The transition to a low carbon economy is on every CEO's agenda nowadays. The impacts of climate change and responses to it will transform every business sector in the coming decades. Although Climate change will affect a majority of companies, all will be expected to contribute to its solution.
Nevertheless, it is challenging for most companies to devise and implement a credible decarbonisation strategy. The transition requires new ways of doing business, including new ways of displaying capabilities and resources and new ways of thinking. But despite the challenges, companies around the world are scaling up their decarbonisation commitments.
We can see this trend with the number of companies committing to reducing emissions. More than 2000 companies have confirmed emissions reduction targets under the Science Based Target initiative (SBTi). Additionally, more than 370 have committed to The Climate Pledge, pledging to achieve net zero emissions by mid-century or sooner.
For most companies and investors, carbon credits play a crucial role in their Net-Zero strategy. They allow companies to make earlier and more ambitious commitments. Credits allow companies to reduce their current emissions through offsets, while taking cost-effective steps to reduce future emissions through asset rotation and business model development. In the long term, credits can play an essential role in offsetting difficult-to-avoid emissions from products for which no low- or zero-emission options exist.
The growing interest in recent years is also reflected in the Voluntary Carbon Market (VCM), which organises the pledging and trading of carbon credits. In 2022, the demand for carbon credits is at its peak. Prices have increased by more than 140% since 2021 and forecasts assume that demand for credits will increase 15-fold by 2030, to $50 billion per year.
But the voluntary carbon market has a problem. It cannot cope with demand. Access, which plays a crucial role in the global effort to combat climate change, is often limited to large organisations and is characterised by opaque pricing and market inefficiencies. Furthermore, due to a lack of transparency and credibility, it has faced a number of problems in recent years.

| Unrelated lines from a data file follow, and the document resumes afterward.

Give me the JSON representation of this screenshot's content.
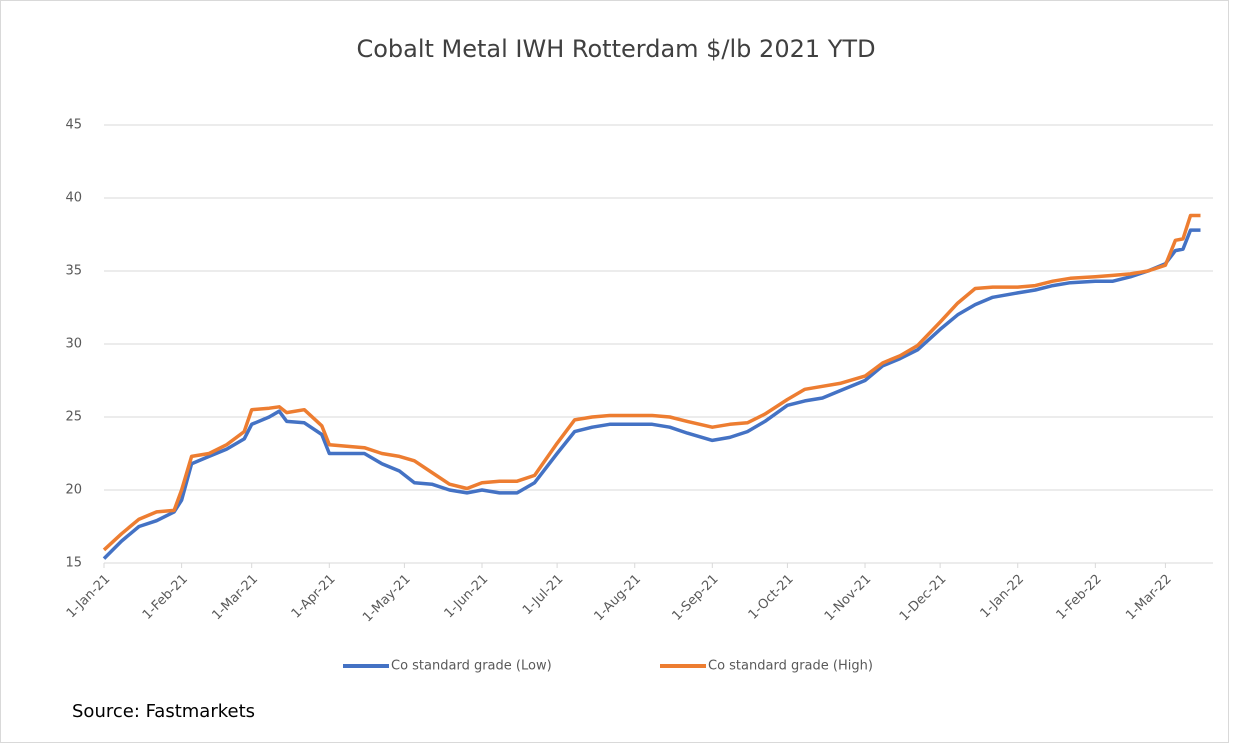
{
  "chart_data": {
    "type": "line",
    "title": "Cobalt Metal IWH Rotterdam $/lb 2021 YTD",
    "source": "Source: Fastmarkets",
    "x": [
      "2021-01-01",
      "2021-01-08",
      "2021-01-15",
      "2021-01-22",
      "2021-01-29",
      "2021-02-01",
      "2021-02-05",
      "2021-02-12",
      "2021-02-19",
      "2021-02-26",
      "2021-03-01",
      "2021-03-08",
      "2021-03-12",
      "2021-03-15",
      "2021-03-22",
      "2021-03-29",
      "2021-04-01",
      "2021-04-08",
      "2021-04-15",
      "2021-04-22",
      "2021-04-29",
      "2021-05-05",
      "2021-05-12",
      "2021-05-19",
      "2021-05-26",
      "2021-06-01",
      "2021-06-08",
      "2021-06-15",
      "2021-06-22",
      "2021-07-01",
      "2021-07-08",
      "2021-07-15",
      "2021-07-22",
      "2021-08-01",
      "2021-08-08",
      "2021-08-15",
      "2021-08-22",
      "2021-09-01",
      "2021-09-08",
      "2021-09-15",
      "2021-09-22",
      "2021-10-01",
      "2021-10-08",
      "2021-10-15",
      "2021-10-22",
      "2021-11-01",
      "2021-11-08",
      "2021-11-15",
      "2021-11-22",
      "2021-12-01",
      "2021-12-08",
      "2021-12-15",
      "2021-12-22",
      "2022-01-01",
      "2022-01-08",
      "2022-01-15",
      "2022-01-22",
      "2022-02-01",
      "2022-02-08",
      "2022-02-15",
      "2022-02-22",
      "2022-03-01",
      "2022-03-05",
      "2022-03-08",
      "2022-03-11",
      "2022-03-15"
    ],
    "series": [
      {
        "name": "Co standard grade (Low)",
        "color": "#4472c4",
        "values": [
          15.3,
          16.5,
          17.5,
          17.9,
          18.5,
          19.3,
          21.8,
          22.3,
          22.8,
          23.5,
          24.5,
          25.0,
          25.4,
          24.7,
          24.6,
          23.8,
          22.5,
          22.5,
          22.5,
          21.8,
          21.3,
          20.5,
          20.4,
          20.0,
          19.8,
          20.0,
          19.8,
          19.8,
          20.5,
          22.5,
          24.0,
          24.3,
          24.5,
          24.5,
          24.5,
          24.3,
          23.9,
          23.4,
          23.6,
          24.0,
          24.7,
          25.8,
          26.1,
          26.3,
          26.8,
          27.5,
          28.5,
          29.0,
          29.6,
          31.0,
          32.0,
          32.7,
          33.2,
          33.5,
          33.7,
          34.0,
          34.2,
          34.3,
          34.3,
          34.6,
          35.0,
          35.5,
          36.4,
          36.5,
          37.8,
          37.8
        ]
      },
      {
        "name": "Co standard grade (High)",
        "color": "#ed7d31",
        "values": [
          15.9,
          17.0,
          18.0,
          18.5,
          18.6,
          20.0,
          22.3,
          22.5,
          23.1,
          24.0,
          25.5,
          25.6,
          25.7,
          25.3,
          25.5,
          24.4,
          23.1,
          23.0,
          22.9,
          22.5,
          22.3,
          22.0,
          21.2,
          20.4,
          20.1,
          20.5,
          20.6,
          20.6,
          21.0,
          23.2,
          24.8,
          25.0,
          25.1,
          25.1,
          25.1,
          25.0,
          24.7,
          24.3,
          24.5,
          24.6,
          25.2,
          26.2,
          26.9,
          27.1,
          27.3,
          27.8,
          28.7,
          29.2,
          29.9,
          31.5,
          32.8,
          33.8,
          33.9,
          33.9,
          34.0,
          34.3,
          34.5,
          34.6,
          34.7,
          34.8,
          35.0,
          35.4,
          37.1,
          37.2,
          38.8,
          38.8
        ]
      }
    ],
    "xlim": [
      "2021-01-01",
      "2022-03-20"
    ],
    "xticks": [
      {
        "value": "2021-01-01",
        "label": "1-Jan-21"
      },
      {
        "value": "2021-02-01",
        "label": "1-Feb-21"
      },
      {
        "value": "2021-03-01",
        "label": "1-Mar-21"
      },
      {
        "value": "2021-04-01",
        "label": "1-Apr-21"
      },
      {
        "value": "2021-05-01",
        "label": "1-May-21"
      },
      {
        "value": "2021-06-01",
        "label": "1-Jun-21"
      },
      {
        "value": "2021-07-01",
        "label": "1-Jul-21"
      },
      {
        "value": "2021-08-01",
        "label": "1-Aug-21"
      },
      {
        "value": "2021-09-01",
        "label": "1-Sep-21"
      },
      {
        "value": "2021-10-01",
        "label": "1-Oct-21"
      },
      {
        "value": "2021-11-01",
        "label": "1-Nov-21"
      },
      {
        "value": "2021-12-01",
        "label": "1-Dec-21"
      },
      {
        "value": "2022-01-01",
        "label": "1-Jan-22"
      },
      {
        "value": "2022-02-01",
        "label": "1-Feb-22"
      },
      {
        "value": "2022-03-01",
        "label": "1-Mar-22"
      }
    ],
    "ylim": [
      15,
      45
    ],
    "yticks": [
      15,
      20,
      25,
      30,
      35,
      40,
      45
    ],
    "grid": true,
    "legend": "bottom"
  }
}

This report examines the key role for on-chain carbon credits as part of net zero strategies and the VCM. It was prepared by senken to help business decision makers identify and understand the best use of credits for their business.
What is Fit for 55?
The Fit for 55 package is a comprehensive set of legislative proposals aimed at aligning the European Union with its ambitious climate targets. It encompasses various policies and regulations designed to reduce greenhouse gas emissions and accelerate the transition to a sustainable, low-carbon economy.
What is the Fit for 55 timeline?
Present: The Fit for 55 package was introduced in July 2021, signalling a significant step forward in the EU's climate ambitions. It includes numerous legislative proposals and initiatives, some of which are already in the process of being implemented.
Near Future: Implementation of the Fit for 55 package will occur gradually over the next decade. The package outlines specific targets and milestones, including an overall goal of achieving at least a 55% reduction in greenhouse gas emissions by 2030 compared to 1990 levels. Many of the measures will come into effect in the coming years, impacting various sectors.
2030 and Beyond: The Fit for 55 package sets the stage for the EU's long-term objective of achieving climate neutrality by 2050. This means that emissions in the EU should be balanced by removals of greenhouse gases or offset through measures such as carbon capture and storage.
Sectors Covered by Fit for 55:
The Fit for 55 package covers a wide range of sectors and industries, aiming to ensure that emissions reduction efforts are comprehensive. Key sectors included are:
Energy: Measures to accelerate the shift to renewable energy sources, enhance energy efficiency, and phase out high-emission technologies.
Transport: Promoting electric vehicles, improving public transportation, and setting stricter emissions standards for cars and trucks.
Industry: Implementing measures to reduce emissions from energy-intensive industries through carbon pricing and innovation.
Buildings: Enhancing energy efficiency in buildings and promoting the use of sustainable construction materials.
Carbon Policy Tools
Carbon Pricing: Expanding the EU Emissions Trading System (ETS) to include additional sectors, such as aviation and shipping, and increasing the price of carbon allowances.
Carbon Border Adjustment Mechanism (CBAM): Introducing a mechanism to address carbon leakage by imposing tariffs on imports from countries with weaker climate regulations.
How Fit for 55 Affects Your Company:
For a company just beginning its decarbonisation journey, the Fit for 55 package is significant because it sets the regulatory landscape for emissions reduction in the EU.
Here are key considerations:
Compliance: Understanding and complying with the new regulations will be essential. Companies need to assess how their operations and emissions align with the targets and requirements set by the Fit for 55 package.
Innovation and Investment: The package encourages innovation and investment in low-GHG impact technologies and practices. Companies can explore opportunities to transition to cleaner energy sources, improve energy efficiency, and adopt sustainable practices.
Risk Management: Being aware of the potential financial risks associated with non-compliance or carbon pricing is crucial. Companies should develop strategies to manage and mitigate these risks.
Market Opportunities: The transition to a low-carbon economy also presents market opportunities, such as the demand for sustainable products and services. Companies can position themselves to benefit from these trends.